My friend Robin is a Londonphile. Every couple of years, she and her husband head to this great city for the northern summer and over several months, feast on galleries, museums, concerts and the theatre not to mention parks and gardens. Robin is also a genealogist/family historian and an enthusiastic photographer.
On a recent visit, she came across a park in central London, just a little north of St Paul’s Cathedral and sent me some photos, guessing that I’d be interested in her discovery. Thanks as always to Wikipedia, I discovered that the park has a fascinating background. Fashioned from the burial grounds of Christchurch Greyfriars, St Botolph’s, Aldersgate and St Leonard’s Foster Lane, gravestones were used from these cemeteries to line the new park’s boundaries. It derived the name Postman's Park because the grounds became very popular with workers from the bordering GPO building in the early years of the 20th century.
The Wikipedia article is comprehensive (Google ‘Postman’s Park’) and if you’ve been struggling to find where some of your London relatives were buried pre1851, it may give you some clues.

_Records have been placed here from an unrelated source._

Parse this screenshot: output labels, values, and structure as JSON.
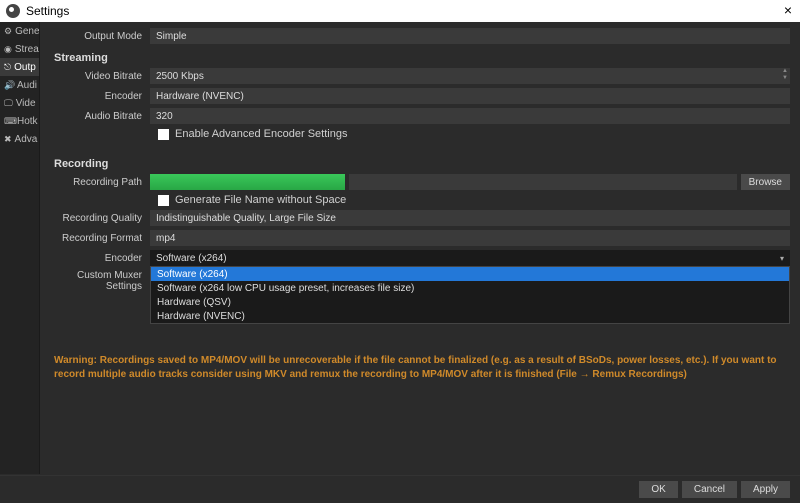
{
  "window": {
    "title": "Settings"
  },
  "sidebar": {
    "items": [
      {
        "icon": "⚙",
        "label": "Gene"
      },
      {
        "icon": "◉",
        "label": "Strea"
      },
      {
        "icon": "⎋",
        "label": "Outp"
      },
      {
        "icon": "🔊",
        "label": "Audi"
      },
      {
        "icon": "🖵",
        "label": "Vide"
      },
      {
        "icon": "⌨",
        "label": "Hotk"
      },
      {
        "icon": "✖",
        "label": "Adva"
      }
    ]
  },
  "output_mode": {
    "label": "Output Mode",
    "value": "Simple"
  },
  "streaming": {
    "title": "Streaming",
    "video_bitrate": {
      "label": "Video Bitrate",
      "value": "2500 Kbps"
    },
    "encoder": {
      "label": "Encoder",
      "value": "Hardware (NVENC)"
    },
    "audio_bitrate": {
      "label": "Audio Bitrate",
      "value": "320"
    },
    "adv_checkbox": "Enable Advanced Encoder Settings"
  },
  "recording": {
    "title": "Recording",
    "path": {
      "label": "Recording Path",
      "browse": "Browse"
    },
    "gen_checkbox": "Generate File Name without Space",
    "quality": {
      "label": "Recording Quality",
      "value": "Indistinguishable Quality, Large File Size"
    },
    "format": {
      "label": "Recording Format",
      "value": "mp4"
    },
    "encoder": {
      "label": "Encoder",
      "value": "Software (x264)"
    },
    "muxer": {
      "label": "Custom Muxer Settings"
    },
    "encoder_options": [
      "Software (x264)",
      "Software (x264 low CPU usage preset, increases file size)",
      "Hardware (QSV)",
      "Hardware (NVENC)"
    ]
  },
  "warning": "Warning: Recordings saved to MP4/MOV will be unrecoverable if the file cannot be finalized (e.g. as a result of BSoDs, power losses, etc.). If you want to record multiple audio tracks consider using MKV and remux the recording to MP4/MOV after it is finished (File → Remux Recordings)",
  "footer": {
    "ok": "OK",
    "cancel": "Cancel",
    "apply": "Apply"
  }
}
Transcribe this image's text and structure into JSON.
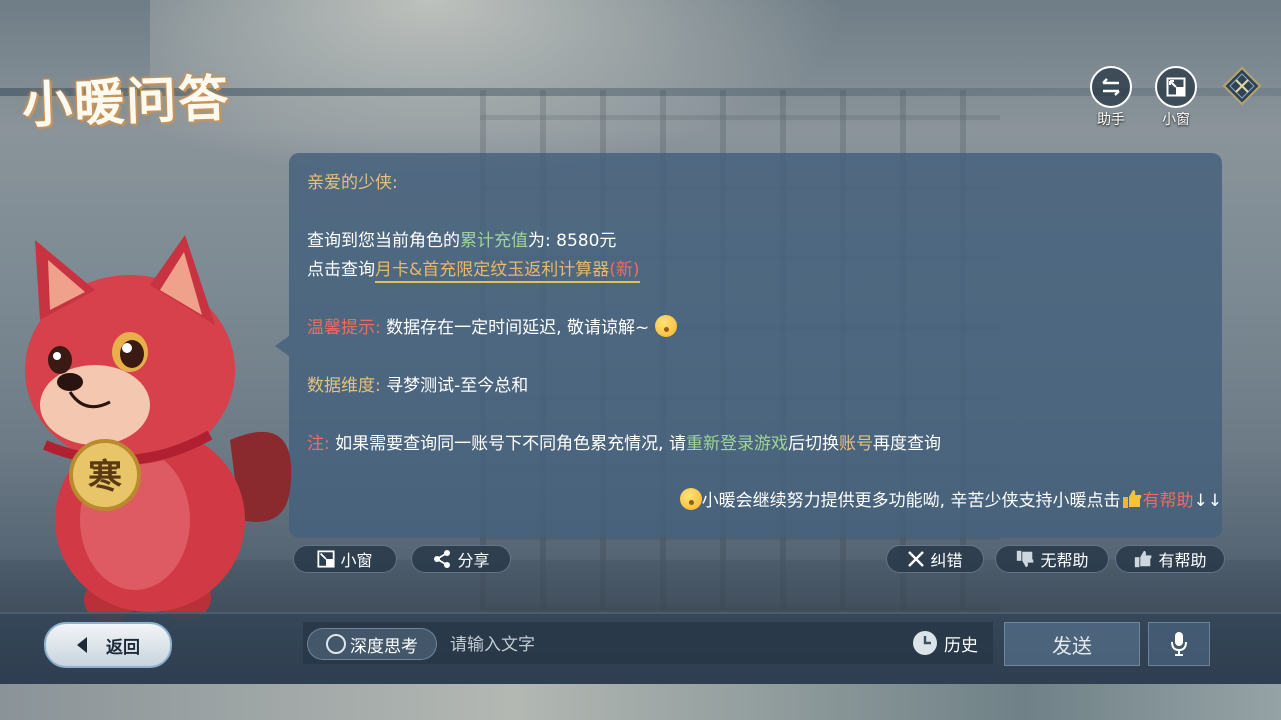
{
  "app": {
    "title": "小暖问答"
  },
  "top_controls": {
    "assistant_label": "助手",
    "mini_window_label": "小窗"
  },
  "message": {
    "greeting": "亲爱的少侠:",
    "query_prefix": "查询到您当前角色的",
    "query_highlight": "累计充值",
    "query_suffix": "为: 8580元",
    "calc_prefix": "点击查询",
    "calc_link": "月卡&首充限定纹玉返利计算器",
    "calc_new": "(新)",
    "tip_label": "温馨提示:",
    "tip_text": " 数据存在一定时间延迟, 敬请谅解~",
    "dimension_label": "数据维度:",
    "dimension_text": " 寻梦测试-至今总和",
    "note_label": "注:",
    "note_text1": " 如果需要查询同一账号下不同角色累充情况, 请",
    "note_highlight1": "重新登录游戏",
    "note_text2": "后切换",
    "note_highlight2": "账号",
    "note_text3": "再度查询",
    "footer_text": "小暖会继续努力提供更多功能呦, 辛苦少侠支持小暖点击",
    "footer_helpful": "有帮助",
    "footer_arrows": "↓↓"
  },
  "message_actions": {
    "mini_window": "小窗",
    "share": "分享",
    "report": "纠错",
    "not_helpful": "无帮助",
    "helpful": "有帮助"
  },
  "bottom_bar": {
    "back": "返回",
    "deep_think": "深度思考",
    "input_placeholder": "请输入文字",
    "history": "历史",
    "send": "发送"
  },
  "character": {
    "badge_text": "寒"
  },
  "colors": {
    "panel": "#44607c",
    "gold": "#e3c17e",
    "green": "#9fd39b",
    "red": "#f26a5f",
    "link": "#e8b86b"
  }
}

The photos Robin sent me were of an unusual feature in the Park, The Memorial to Heroic Self Sacrifice, a public monument which commemorates the sacrifice of ordinary people who died saving the lives of others. The memorial came about as a result of a proposal made by George Watts in 1887 for a scheme to commemorate the Golden Jubilee of Queen Victoria. His idea was to "collect a complete record of the stories of heroism in everyday life" and to illustrate, he cited the case of Alice Ayres. Alice was a servant who, trapped in a burning house, gave up the chance to jump to safety, instead first throwing a mattress out of the window to cushion the fall, before running back into the house three times to fetch her employer's children and throwing them out of a window onto the mattress to safety before herself being overcome by fumes and falling out of the window to her death.

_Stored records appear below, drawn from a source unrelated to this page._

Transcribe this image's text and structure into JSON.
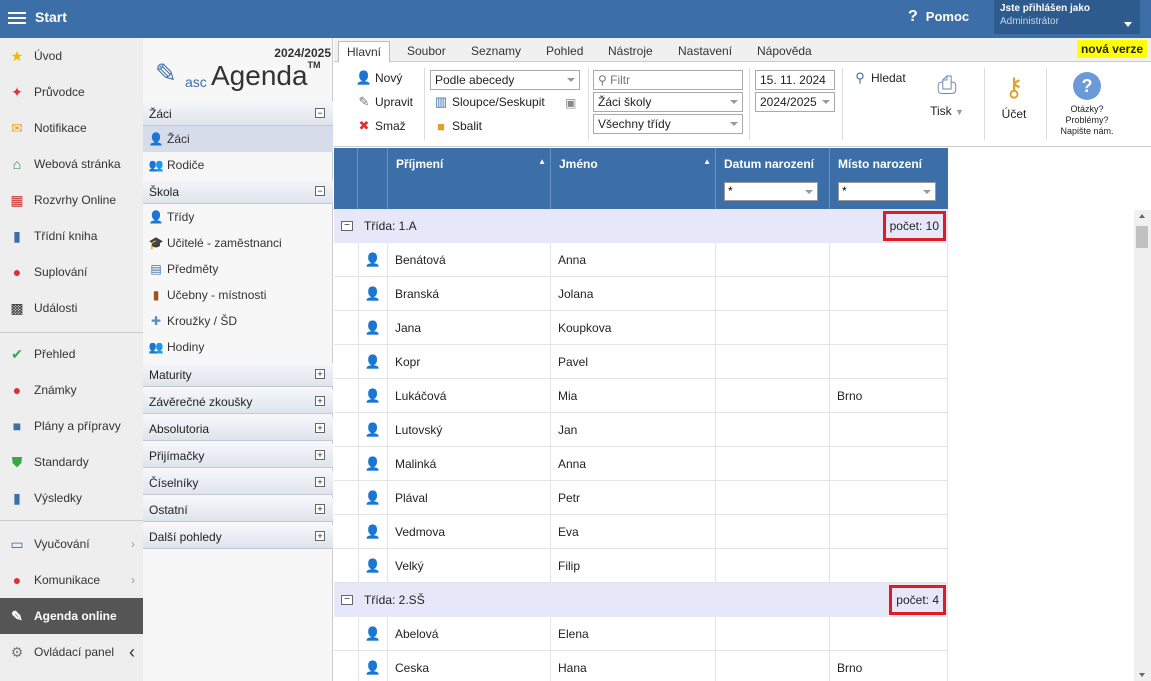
{
  "topbar": {
    "start_label": "Start",
    "help_label": "Pomoc",
    "user_line1": "Jste přihlášen jako",
    "user_line2": "Administrátor"
  },
  "leftnav": [
    {
      "label": "Úvod",
      "icon": "star-icon"
    },
    {
      "label": "Průvodce",
      "icon": "wand-icon"
    },
    {
      "label": "Notifikace",
      "icon": "envelope-icon"
    },
    {
      "label": "Webová stránka",
      "icon": "home-icon"
    },
    {
      "label": "Rozvrhy Online",
      "icon": "timetable-icon"
    },
    {
      "label": "Třídní kniha",
      "icon": "book-icon"
    },
    {
      "label": "Suplování",
      "icon": "person-icon"
    },
    {
      "label": "Události",
      "icon": "calendar-icon"
    },
    {
      "label": "Přehled",
      "icon": "check-circle-icon"
    },
    {
      "label": "Známky",
      "icon": "grades-icon"
    },
    {
      "label": "Plány a přípravy",
      "icon": "briefcase-icon"
    },
    {
      "label": "Standardy",
      "icon": "shield-icon"
    },
    {
      "label": "Výsledky",
      "icon": "bar-chart-icon"
    },
    {
      "label": "Vyučování",
      "icon": "open-book-icon"
    },
    {
      "label": "Komunikace",
      "icon": "chat-icon"
    },
    {
      "label": "Agenda online",
      "icon": "pen-icon"
    },
    {
      "label": "Ovládací panel",
      "icon": "gear-icon"
    }
  ],
  "tree": {
    "year": "2024/2025",
    "logo_asc": "asc",
    "logo_agenda": "Agenda",
    "logo_tm": "TM",
    "sections": [
      {
        "label": "Žáci",
        "items": [
          "Žáci",
          "Rodiče"
        ]
      },
      {
        "label": "Škola",
        "items": [
          "Třídy",
          "Učitelé - zaměstnanci",
          "Předměty",
          "Učebny - místnosti",
          "Kroužky / ŠD",
          "Hodiny"
        ]
      },
      {
        "label": "Maturity"
      },
      {
        "label": "Závěrečné zkoušky"
      },
      {
        "label": "Absolutoria"
      },
      {
        "label": "Přijímačky"
      },
      {
        "label": "Číselníky"
      },
      {
        "label": "Ostatní"
      },
      {
        "label": "Další pohledy"
      }
    ]
  },
  "tabs": [
    "Hlavní",
    "Soubor",
    "Seznamy",
    "Pohled",
    "Nástroje",
    "Nastavení",
    "Nápověda"
  ],
  "nova_verze": "nová verze",
  "ribbon": {
    "novy": "Nový",
    "upravit": "Upravit",
    "smaz": "Smaž",
    "sort": "Podle abecedy",
    "columns": "Sloupce/Seskupit",
    "collapse": "Sbalit",
    "filter_placeholder": "Filtr",
    "scope": "Žáci školy",
    "classes": "Všechny třídy",
    "date": "15. 11. 2024",
    "year": "2024/2025",
    "hledat": "Hledat",
    "tisk": "Tisk",
    "ucet": "Účet",
    "help_q": "Otázky? Problémy? Napište nám."
  },
  "grid": {
    "columns": [
      {
        "label": "Příjmení",
        "sort": "▲"
      },
      {
        "label": "Jméno",
        "sort": "▲"
      },
      {
        "label": "Datum narození",
        "filter": "*"
      },
      {
        "label": "Místo narození",
        "filter": "*"
      }
    ],
    "groups": [
      {
        "label": "Třída: 1.A",
        "count": "počet: 10",
        "rows": [
          [
            "Benátová",
            "Anna",
            "",
            ""
          ],
          [
            "Branská",
            "Jolana",
            "",
            ""
          ],
          [
            "Jana",
            "Koupkova",
            "",
            ""
          ],
          [
            "Kopr",
            "Pavel",
            "",
            ""
          ],
          [
            "Lukáčová",
            "Mia",
            "",
            "Brno"
          ],
          [
            "Lutovský",
            "Jan",
            "",
            ""
          ],
          [
            "Malinká",
            "Anna",
            "",
            ""
          ],
          [
            "Plával",
            "Petr",
            "",
            ""
          ],
          [
            "Vedmova",
            "Eva",
            "",
            ""
          ],
          [
            "Velký",
            "Filip",
            "",
            ""
          ]
        ]
      },
      {
        "label": "Třída: 2.SŠ",
        "count": "počet: 4",
        "rows": [
          [
            "Abelová",
            "Elena",
            "",
            ""
          ],
          [
            "Ceska",
            "Hana",
            "",
            "Brno"
          ]
        ]
      }
    ]
  }
}
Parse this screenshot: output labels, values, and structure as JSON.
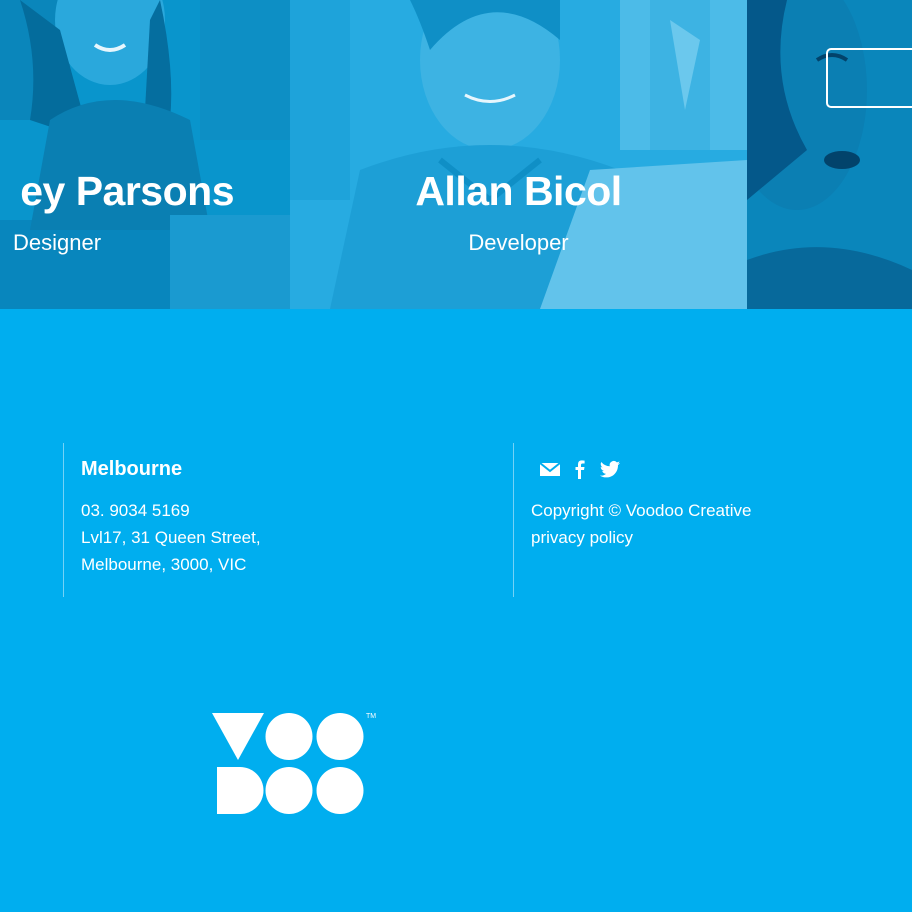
{
  "team": [
    {
      "name": "ey Parsons",
      "role": "Designer"
    },
    {
      "name": "Allan Bicol",
      "role": "Developer"
    },
    {
      "name": "",
      "role": ""
    }
  ],
  "footer": {
    "office": {
      "title": "Melbourne",
      "phone": "03. 9034 5169",
      "address_line1": "Lvl17, 31 Queen Street,",
      "address_line2": "Melbourne, 3000, VIC"
    },
    "social_icons": [
      "mail-icon",
      "facebook-icon",
      "twitter-icon"
    ],
    "copyright": "Copyright © Voodoo Creative",
    "privacy_link": "privacy policy"
  },
  "logo": {
    "text": "VOODOO",
    "trademark": "TM"
  },
  "colors": {
    "brand_blue": "#00aeef",
    "photo_overlay": "#0a9ad3",
    "text": "#ffffff"
  }
}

The scheme was partially adopted and in 1900, Postman’s Park became the location of the memorial. It was constructed in the form of an open gallery with a long wall housing ceramic memorial tablets, some of which were manufactured by Royal Doulton. There are fifty-four of these individually crafted plaques, the last being added in 2007. Photos of each tablet and details of the individual acts of bravery and the persons commemorated can again be found on Wikipedia. Click here to be taken to the article
There’s always a chance that someone in the family tree and their courageous act could be featured on this Memorial. If not, it’s still a fascinating discovery in a busy metropolis and its evolution is another of London’s many interesting stories. Thanks for the heads up Robin!